1 large egg, at room temperature

1/2 cup (120 m) buttermilk

3 tablespoons (45 ml) brewed coffee

3/4 teaspoon vanilla extract

7-Minute Marshmallow Frosting

Preheat oven to 350ºF. Line an 8-cup muffin tin with parchment paper cups.

Add the flour, cocoa, baking soda, baking powder and salt to a small bowl. Whisk to blend.

Add the butter and sugar to a separate, clean bowl. Using a hand mixer, beat until creamy and well combined, 2 to 3 minutes. Add the egg, and beat until well blended, about 1 minute. Add the buttermilk, coffee, vanilla, and flour mixture to the bowl. Starting with the mixer on the lowest speed, mix just until combined, and the batter comes together. Stop the mixer, and use a rubber spatula to scrape down the sides of the bowl. Turn the mixer onto medium-high, and beat the batter for 30 seconds more.

Fill the cupcake tins 2/3 full. Bake cupcakes for 15 minutes, or until a metal skewer inserted in the center comes out clean. Remove from the oven and let rest on a cooling rack for 5 minutes. Remove cupcakes from the tin, and let them finish cooling completely on a wire rack.

Swirl dollops of marshmallow frosting on top of the cooled cupcakes. Serve as-is, or for an extra special treat, run them under the broiler for about 60 seconds, until the frosting is golden to your desired doneness (you may need to rotate the pan halfway through to ensure even browning).


Some more chocolate ideas from my friends at Food Network for this week’s #ComfortFoodFeast.
Feed Me Phoebe: Dark Chocolate Vegan Truffles with Matcha Green Tea
Creative Culinary: Chocolate Pecan Tart from Chef François Payard
The Hungry Traveler: French Salted Caramel Chocolate Tart
Dishing with Divya: Rock Truffles
Elephants and the Coconut Trees: Easy Chocolate Fudge – 2 Minute Microwave Recipe
Napa Farmhouse 1885: Homemade Chocolate Sauce
Red or Green: Chocolate Spice Bark With Sea Salt
The Mom 100: Chocolate Banana Cake
Taste with the Eyes: Chocolate Pots de Creme with Passion Fruit
Healthy Eats: 5 Chocolatey Reasons to Stay in This Valentine’s Day
Swing Eats: Nutella Panna Cotta
FN Dish: 5 Chocolatey Treats Better Than a Box of Store-Bought Truffles

4 Comments

  • Susan

    Jennie…I have been reading your blog for years, even before the loss of your husband. I lost my son, very unexpectedly, also, one day last March. He was fine when I went to work but within three hours he was on his way to the operating room for unexpected heart surgery from which he did not survive. Each day is a different struggle but the thing that has suffered most is my baking. Well my cooking also since it was just him and me at home. Coming up on the date of his passing and also his birthday, I am wondering how to mark those days.
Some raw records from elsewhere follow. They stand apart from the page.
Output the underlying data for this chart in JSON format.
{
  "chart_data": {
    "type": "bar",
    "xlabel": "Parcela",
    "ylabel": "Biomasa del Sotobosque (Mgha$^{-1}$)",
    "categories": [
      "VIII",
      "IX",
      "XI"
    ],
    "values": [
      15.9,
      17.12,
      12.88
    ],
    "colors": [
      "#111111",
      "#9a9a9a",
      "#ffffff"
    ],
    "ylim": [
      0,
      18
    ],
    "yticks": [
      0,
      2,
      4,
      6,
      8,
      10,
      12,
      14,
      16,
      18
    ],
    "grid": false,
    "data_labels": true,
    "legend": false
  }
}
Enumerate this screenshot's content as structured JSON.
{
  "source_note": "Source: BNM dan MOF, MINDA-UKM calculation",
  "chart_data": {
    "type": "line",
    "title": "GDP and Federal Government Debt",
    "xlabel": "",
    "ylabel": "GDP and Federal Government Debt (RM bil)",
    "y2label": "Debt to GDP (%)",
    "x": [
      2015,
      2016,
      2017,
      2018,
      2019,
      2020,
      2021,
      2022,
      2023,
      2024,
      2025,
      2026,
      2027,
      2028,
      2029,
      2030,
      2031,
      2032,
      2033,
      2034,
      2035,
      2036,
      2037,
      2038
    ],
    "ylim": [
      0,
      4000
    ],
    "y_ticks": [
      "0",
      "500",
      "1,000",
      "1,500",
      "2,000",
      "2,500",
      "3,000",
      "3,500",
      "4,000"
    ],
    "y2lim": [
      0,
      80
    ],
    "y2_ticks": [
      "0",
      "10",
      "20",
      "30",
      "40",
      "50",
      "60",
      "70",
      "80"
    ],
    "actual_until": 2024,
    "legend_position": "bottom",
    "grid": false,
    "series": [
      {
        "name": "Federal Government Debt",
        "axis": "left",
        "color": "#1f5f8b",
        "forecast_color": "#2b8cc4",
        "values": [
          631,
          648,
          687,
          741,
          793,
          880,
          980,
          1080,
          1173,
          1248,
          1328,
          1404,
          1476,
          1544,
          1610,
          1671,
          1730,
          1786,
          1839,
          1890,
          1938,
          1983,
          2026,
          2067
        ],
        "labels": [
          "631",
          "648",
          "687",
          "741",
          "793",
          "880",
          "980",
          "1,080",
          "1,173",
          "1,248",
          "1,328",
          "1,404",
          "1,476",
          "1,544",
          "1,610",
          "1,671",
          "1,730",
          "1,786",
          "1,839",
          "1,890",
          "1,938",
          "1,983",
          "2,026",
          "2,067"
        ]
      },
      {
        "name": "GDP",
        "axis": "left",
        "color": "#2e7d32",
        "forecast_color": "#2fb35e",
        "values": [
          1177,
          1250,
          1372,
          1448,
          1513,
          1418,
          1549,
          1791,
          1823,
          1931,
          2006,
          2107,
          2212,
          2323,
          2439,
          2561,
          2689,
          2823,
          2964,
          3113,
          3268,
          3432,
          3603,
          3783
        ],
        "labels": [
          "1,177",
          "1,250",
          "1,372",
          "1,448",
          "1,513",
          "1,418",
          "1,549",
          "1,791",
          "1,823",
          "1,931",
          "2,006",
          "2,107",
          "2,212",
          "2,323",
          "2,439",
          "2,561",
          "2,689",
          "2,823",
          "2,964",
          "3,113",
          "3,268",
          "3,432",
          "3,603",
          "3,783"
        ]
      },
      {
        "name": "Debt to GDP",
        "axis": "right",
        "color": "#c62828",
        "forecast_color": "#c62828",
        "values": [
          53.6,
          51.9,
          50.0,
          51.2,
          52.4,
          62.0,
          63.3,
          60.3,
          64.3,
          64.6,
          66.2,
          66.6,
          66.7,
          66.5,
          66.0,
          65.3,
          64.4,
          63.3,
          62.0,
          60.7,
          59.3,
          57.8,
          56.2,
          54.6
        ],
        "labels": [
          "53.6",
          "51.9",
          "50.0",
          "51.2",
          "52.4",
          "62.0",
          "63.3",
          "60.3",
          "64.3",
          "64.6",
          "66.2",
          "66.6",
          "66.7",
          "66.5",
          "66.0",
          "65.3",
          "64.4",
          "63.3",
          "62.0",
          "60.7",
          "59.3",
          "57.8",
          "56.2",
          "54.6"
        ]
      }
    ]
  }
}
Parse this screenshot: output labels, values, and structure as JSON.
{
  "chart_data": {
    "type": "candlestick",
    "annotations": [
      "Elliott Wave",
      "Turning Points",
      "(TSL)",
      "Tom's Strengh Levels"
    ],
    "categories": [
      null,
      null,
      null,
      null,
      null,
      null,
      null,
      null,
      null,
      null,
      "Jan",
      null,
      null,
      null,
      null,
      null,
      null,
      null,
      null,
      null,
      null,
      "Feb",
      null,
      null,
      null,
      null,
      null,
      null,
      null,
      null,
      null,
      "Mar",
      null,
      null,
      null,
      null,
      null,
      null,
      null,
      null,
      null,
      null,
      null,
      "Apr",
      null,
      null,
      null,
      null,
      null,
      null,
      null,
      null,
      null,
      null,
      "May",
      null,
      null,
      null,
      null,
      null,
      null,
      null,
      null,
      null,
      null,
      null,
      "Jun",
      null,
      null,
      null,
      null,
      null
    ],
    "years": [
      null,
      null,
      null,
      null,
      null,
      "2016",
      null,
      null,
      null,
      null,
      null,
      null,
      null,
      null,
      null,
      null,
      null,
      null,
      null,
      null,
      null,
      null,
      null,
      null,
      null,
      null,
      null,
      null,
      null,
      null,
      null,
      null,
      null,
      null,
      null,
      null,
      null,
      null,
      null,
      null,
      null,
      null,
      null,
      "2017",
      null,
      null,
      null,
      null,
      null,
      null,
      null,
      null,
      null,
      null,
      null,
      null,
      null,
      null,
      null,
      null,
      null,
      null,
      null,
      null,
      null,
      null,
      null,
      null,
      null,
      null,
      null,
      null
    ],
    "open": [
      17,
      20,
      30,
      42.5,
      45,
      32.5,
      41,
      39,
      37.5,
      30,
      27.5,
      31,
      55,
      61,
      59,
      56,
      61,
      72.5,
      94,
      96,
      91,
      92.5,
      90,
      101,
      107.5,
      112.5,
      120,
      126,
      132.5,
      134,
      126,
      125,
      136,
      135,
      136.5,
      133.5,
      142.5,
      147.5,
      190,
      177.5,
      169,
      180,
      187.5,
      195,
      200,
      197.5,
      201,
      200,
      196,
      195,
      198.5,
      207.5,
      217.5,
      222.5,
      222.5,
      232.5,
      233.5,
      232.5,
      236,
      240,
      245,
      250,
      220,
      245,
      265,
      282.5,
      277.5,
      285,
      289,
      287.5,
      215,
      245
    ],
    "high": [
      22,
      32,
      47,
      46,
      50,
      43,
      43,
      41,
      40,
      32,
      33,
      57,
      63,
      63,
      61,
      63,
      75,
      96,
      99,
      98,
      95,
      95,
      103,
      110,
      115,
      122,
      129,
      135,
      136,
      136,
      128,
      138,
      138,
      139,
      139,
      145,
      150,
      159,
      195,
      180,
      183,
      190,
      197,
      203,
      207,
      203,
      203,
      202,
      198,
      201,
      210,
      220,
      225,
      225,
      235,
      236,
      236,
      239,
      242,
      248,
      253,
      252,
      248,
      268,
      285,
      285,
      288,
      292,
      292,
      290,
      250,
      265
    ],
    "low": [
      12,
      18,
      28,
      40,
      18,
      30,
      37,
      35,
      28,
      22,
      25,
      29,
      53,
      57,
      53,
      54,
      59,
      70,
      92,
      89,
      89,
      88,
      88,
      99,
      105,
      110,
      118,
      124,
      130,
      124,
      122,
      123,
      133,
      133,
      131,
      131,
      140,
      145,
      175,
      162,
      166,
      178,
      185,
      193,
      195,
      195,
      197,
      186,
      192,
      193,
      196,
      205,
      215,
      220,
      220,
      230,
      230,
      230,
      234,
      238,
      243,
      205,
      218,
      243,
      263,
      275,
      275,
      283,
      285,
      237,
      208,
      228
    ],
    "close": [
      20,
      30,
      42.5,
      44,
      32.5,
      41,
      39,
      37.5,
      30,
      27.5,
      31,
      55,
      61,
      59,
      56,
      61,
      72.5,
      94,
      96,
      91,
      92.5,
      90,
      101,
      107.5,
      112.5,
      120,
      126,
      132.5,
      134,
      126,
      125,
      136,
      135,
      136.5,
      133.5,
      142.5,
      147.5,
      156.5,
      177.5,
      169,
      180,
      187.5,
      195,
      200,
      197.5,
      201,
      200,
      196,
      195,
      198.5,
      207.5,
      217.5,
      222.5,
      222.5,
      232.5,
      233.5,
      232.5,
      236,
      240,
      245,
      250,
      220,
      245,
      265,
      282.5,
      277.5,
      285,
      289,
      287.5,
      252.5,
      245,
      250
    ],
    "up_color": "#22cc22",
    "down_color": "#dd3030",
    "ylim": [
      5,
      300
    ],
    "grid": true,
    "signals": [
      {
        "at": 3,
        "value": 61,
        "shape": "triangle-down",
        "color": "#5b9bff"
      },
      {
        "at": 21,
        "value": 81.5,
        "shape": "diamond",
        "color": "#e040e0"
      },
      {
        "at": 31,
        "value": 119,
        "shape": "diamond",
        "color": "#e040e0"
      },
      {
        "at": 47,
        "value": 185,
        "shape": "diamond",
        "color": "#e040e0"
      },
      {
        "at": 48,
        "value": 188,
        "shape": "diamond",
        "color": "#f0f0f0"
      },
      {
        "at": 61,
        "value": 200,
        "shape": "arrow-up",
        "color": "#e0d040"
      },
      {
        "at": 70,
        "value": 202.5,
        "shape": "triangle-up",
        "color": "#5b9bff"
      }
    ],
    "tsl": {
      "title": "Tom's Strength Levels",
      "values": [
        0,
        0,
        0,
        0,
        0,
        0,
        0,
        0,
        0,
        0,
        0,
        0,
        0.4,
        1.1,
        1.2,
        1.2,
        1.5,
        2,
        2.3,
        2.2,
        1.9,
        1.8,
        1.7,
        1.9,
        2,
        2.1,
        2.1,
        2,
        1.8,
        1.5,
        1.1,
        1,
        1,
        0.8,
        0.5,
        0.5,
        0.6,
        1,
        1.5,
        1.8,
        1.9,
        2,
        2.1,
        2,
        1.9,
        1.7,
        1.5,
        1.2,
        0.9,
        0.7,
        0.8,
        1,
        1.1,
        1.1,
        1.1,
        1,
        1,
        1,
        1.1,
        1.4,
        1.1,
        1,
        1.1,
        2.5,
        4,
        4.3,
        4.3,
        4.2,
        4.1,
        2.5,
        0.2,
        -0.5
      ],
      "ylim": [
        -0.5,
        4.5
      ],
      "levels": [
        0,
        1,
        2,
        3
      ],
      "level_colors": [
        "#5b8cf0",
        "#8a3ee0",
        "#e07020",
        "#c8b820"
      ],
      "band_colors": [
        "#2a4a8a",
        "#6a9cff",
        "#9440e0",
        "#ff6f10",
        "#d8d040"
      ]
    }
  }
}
After reading your post, I think I have to bake a cake in his memory. You are an amazing person and I am sure an excellent role model for your daughters. Never stop blogging!

  • Rocky Mountain Woman

    My husband died on Thanksgiving day 20 years ago. I always feel him around me on that day that is always filled with family at my house. It gets better as time goes on, but it never goes away and I wouldn’t want it to at this point.

    Lovely recipe, lovely words. Thanks for making my day a bit brighter!

  • Carolyn

    Jennie – you’re journey gives me so many insights into the grieving process and how those around me who have gone or are going through a sudden loss of their beloved one are feeling. Thank you for being so open about your life.